Atherton suggests that watching Down There is the best way to understand Akerman’s complicated relation­ship with Israel. “It is a relationship based on a search for a sense of belonging. Although she was passionate about Israel, she never really felt like she belonged, it was an ‘ailleurs’ [an elsewhere] for her.”

The programme also includes works shot during Akerman’s early years in New York such as the 1977 documentary News From Home, in which images of the city are overlaid with readings from letters sent by her mother back in Brussels. A further joint screening will combine the 1999 documentary South (Sud) — capturing the aftermath of the murder of a black man in the small Texas town of Jasper in 1998 by three white men who dragged him along the road behind their truck — and the short 2007 observational film Nightfall In Shanghai.

“This is the nomadic side of her cinema,” says Ostrovsky. “The way Sud came about was wholly unexpected. Chantal had gone down south to look for locations [for a film inspired by the work of US writer William Faulkner], and came across the story of the murder and set about filming its wake.”

Further titles in the selection include the documentary From The East, a snap-shot of life in Eastern Europe following the collapse of the Soviet Union in 1993.

Looking over Akerman’s filmography some two-and-a-half years after her death, one striking aspect of her work is how timely it remains as the world debates issues such as gender equality, immigration, race, belonging and identity.

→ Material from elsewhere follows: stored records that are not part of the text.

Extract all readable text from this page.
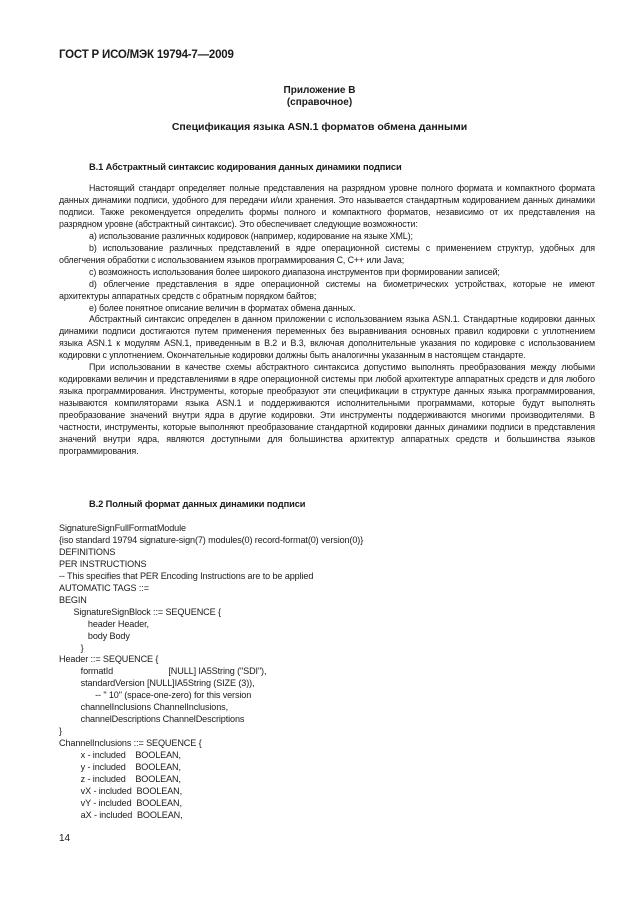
ГОСТ Р ИСО/МЭК 19794-7—2009
Приложение В
(справочное)
Спецификация языка ASN.1 форматов обмена данными
В.1 Абстрактный синтаксис кодирования данных динамики подписи

Настоящий стандарт определяет полные представления на разрядном уровне полного формата и компактного формата данных динамики подписи, удобного для передачи и/или хранения. Это называется стандартным кодированием данных динамики подписи. Также рекомендуется определить формы полного и компактного форматов, независимо от их представления на разрядном уровне (абстрактный синтаксис). Это обеспечивает следующие возможности:

a) использование различных кодировок (например, кодирование на языке XML);

b) использование различных представлений в ядре операционной системы с применением структур, удобных для облегчения обработки с использованием языков программирования С, С++ или Java;

c) возможность использования более широкого диапазона инструментов при формировании записей;

d) облегчение представления в ядре операционной системы на биометрических устройствах, которые не имеют архитектуры аппаратных средств с обратным порядком байтов;

e) более понятное описание величин в форматах обмена данных.

Абстрактный синтаксис определен в данном приложении с использованием языка ASN.1. Стандартные кодировки данных динамики подписи достигаются путем применения переменных без выравнивания основных правил кодировки с уплотнением языка ASN.1 к модулям ASN.1, приведенным в В.2 и В.3, включая дополнительные указания по кодировке с использованием кодировки с уплотнением. Окончательные кодировки должны быть аналогичны указанным в настоящем стандарте.

При использовании в качестве схемы абстрактного синтаксиса допустимо выполнять преобразования между любыми кодировками величин и представлениями в ядре операционной системы при любой архитектуре аппаратных средств и для любого языка программирования. Инструменты, которые преобразуют эти спецификации в структуре данных языка программирования, называются компиляторами языка ASN.1 и поддерживаются исполнительными программами, которые будут выполнять преобразование значений внутри ядра в другие кодировки. Эти инструменты поддерживаются многими производителями. В частности, инструменты, которые выполняют преобразование стандартной кодировки данных динамики подписи в представления значений внутри ядра, являются доступными для большинства архитектур аппаратных средств и большинства языков программирования.

В.2 Полный формат данных динамики подписи
SignatureSignFullFormatModule
{iso standard 19794 signature-sign(7) modules(0) record-format(0) version(0)}
DEFINITIONS
PER INSTRUCTIONS
-- This specifies that PER Encoding Instructions are to be applied
AUTOMATIC TAGS ::=
BEGIN
SignatureSignBlock ::= SEQUENCE {
header Header,
body Body
}
Header ::= SEQUENCE {
formatId                       [NULL] IA5String ("SDI"),
standardVersion [NULL]IA5String (SIZE (3)),
-- " 10" (space-one-zero) for this version
channelInclusions ChannelInclusions,
channelDescriptions ChannelDescriptions
}
ChannelInclusions ::= SEQUENCE {
x - included    BOOLEAN,
y - included    BOOLEAN,
z - included    BOOLEAN,
vX - included  BOOLEAN,
vY - included  BOOLEAN,
aX - included  BOOLEAN,
14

Atherton attributes this to Akerman’s filmmaking process, which was “hyper-conscious” in terms of how she captured the moment on camera, paying close attention to how it was framed and shot, but never trying to impose meanings, answer questions or fill in gaps in the final work.

“The spectator has to become an active participant in the film, which keeps the material alive,” says Atherton. “You don’t need to come to a Chantal Akerman film with any prior knowledge. You just need to come with an open spirit. Her films take on a different meaning on the basis of who is watching them and when. This is why they remain so relevant today and will still be relevant 50, 100 years from now… they are true classics.”